To declare the fundamental truths relative to marriage and family is not to overlook or diminish the sacrifices and successes of those for whom the ideal is not a present reality. Some of you are denied the blessing of marriage for reasons including a lack of viable prospects, same-sex attraction, physical or mental impairments, or simply a fear of failure that, for the moment at least, overshadows faith. Or you may have married, but that marriage ended, and you are left to manage alone what two together can barely sustain. Some of you who are married cannot bear children despite overwhelming desires and pleading prayers.
Even so, everyone has gifts; everyone has talents; everyone can contribute to the unfolding of the divine plan in each generation. Much that is good, much that is essential—even sometimes all that is necessary for now—can be achieved in less than ideal circumstances. So many of you are doing your very best. And when you who bear the heaviest burdens of mortality stand up in defense of God’s plan to exalt His children, we are all ready to march. With confidence we testify that the Atonement of Jesus Christ has anticipated and, in the end, will compensate all deprivation and loss for those who turn to Him. No one is predestined to receive less than all that the Father has for His children.
One young mother recently confided to me her anxiety about being inadequate in this highest of callings. I felt that the issues that concerned her were small and she needn’t worry; she was doing fine. But I knew she only wanted to please God and to honor His trust. I offered words of reassurance, and in my heart I pleaded that God, her Heavenly Father, would buoy her up with His love and the witness of His approval as she is about His work.

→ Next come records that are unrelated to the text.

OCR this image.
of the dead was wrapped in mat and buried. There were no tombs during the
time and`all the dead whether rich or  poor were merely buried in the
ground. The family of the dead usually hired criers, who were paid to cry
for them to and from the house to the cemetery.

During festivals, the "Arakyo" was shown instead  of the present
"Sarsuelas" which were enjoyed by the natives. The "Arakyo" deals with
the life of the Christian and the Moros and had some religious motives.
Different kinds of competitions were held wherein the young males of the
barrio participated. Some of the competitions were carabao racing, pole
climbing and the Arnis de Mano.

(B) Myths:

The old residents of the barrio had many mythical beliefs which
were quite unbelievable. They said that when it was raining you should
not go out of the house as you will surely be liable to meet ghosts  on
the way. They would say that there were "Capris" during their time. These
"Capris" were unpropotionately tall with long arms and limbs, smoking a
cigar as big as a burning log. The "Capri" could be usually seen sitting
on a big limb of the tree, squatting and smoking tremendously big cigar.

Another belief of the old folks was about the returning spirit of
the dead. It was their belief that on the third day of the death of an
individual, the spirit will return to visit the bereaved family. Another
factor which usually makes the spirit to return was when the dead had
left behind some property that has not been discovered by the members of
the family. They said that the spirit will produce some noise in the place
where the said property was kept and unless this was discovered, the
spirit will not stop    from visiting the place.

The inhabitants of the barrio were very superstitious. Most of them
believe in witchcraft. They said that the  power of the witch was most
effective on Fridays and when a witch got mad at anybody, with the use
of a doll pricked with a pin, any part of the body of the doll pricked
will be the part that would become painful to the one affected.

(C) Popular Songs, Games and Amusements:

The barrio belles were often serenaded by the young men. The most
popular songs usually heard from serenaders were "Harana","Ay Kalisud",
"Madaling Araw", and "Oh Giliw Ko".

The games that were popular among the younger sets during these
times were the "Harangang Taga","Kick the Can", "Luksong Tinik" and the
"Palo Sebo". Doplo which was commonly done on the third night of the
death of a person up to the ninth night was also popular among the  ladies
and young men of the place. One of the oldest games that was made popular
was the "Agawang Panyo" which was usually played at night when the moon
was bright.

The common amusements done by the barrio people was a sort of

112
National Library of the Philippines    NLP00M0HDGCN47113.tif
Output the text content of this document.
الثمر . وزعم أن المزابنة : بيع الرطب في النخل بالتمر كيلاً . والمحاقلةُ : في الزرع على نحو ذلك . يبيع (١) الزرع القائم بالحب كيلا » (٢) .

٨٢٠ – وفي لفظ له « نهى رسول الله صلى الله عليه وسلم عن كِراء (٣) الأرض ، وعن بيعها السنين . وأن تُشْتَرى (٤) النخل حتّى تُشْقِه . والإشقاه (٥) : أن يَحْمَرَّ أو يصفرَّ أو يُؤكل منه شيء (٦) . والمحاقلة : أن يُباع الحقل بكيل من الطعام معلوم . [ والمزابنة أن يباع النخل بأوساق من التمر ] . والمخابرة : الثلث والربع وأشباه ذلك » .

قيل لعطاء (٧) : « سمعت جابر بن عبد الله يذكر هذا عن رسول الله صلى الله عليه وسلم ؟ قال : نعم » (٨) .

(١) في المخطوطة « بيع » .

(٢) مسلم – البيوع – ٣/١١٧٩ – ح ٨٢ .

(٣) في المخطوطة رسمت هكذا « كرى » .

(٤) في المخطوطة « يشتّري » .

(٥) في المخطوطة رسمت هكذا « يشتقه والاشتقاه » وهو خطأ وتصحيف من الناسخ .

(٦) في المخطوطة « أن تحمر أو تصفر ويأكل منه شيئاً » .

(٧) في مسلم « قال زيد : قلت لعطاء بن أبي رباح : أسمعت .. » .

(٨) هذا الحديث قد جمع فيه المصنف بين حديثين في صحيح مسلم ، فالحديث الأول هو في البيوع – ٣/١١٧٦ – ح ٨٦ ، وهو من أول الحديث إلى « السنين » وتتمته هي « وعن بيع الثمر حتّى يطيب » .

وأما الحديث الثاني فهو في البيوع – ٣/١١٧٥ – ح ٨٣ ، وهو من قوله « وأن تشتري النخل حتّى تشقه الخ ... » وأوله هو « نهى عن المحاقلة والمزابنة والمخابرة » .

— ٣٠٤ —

That is my prayer for all of us today. May we each find approval in His sight. May marriages flourish and families prosper, and whether our lot is a fullness of these blessings in mortality or not, may the Lord’s grace bring happiness now and faith in sure promises to come. In the name of Jesus Christ, amen.
Two photos attached: us doing service this week at the church this week cutting the lawn with a weedwacker hahaha and the other one was from this morning moving a sister and helping her out. All is good!
Thanks for the love and support and everything that you guys do for me! I can’t wait to talk and see you guys there in the Promise Land in one month!!!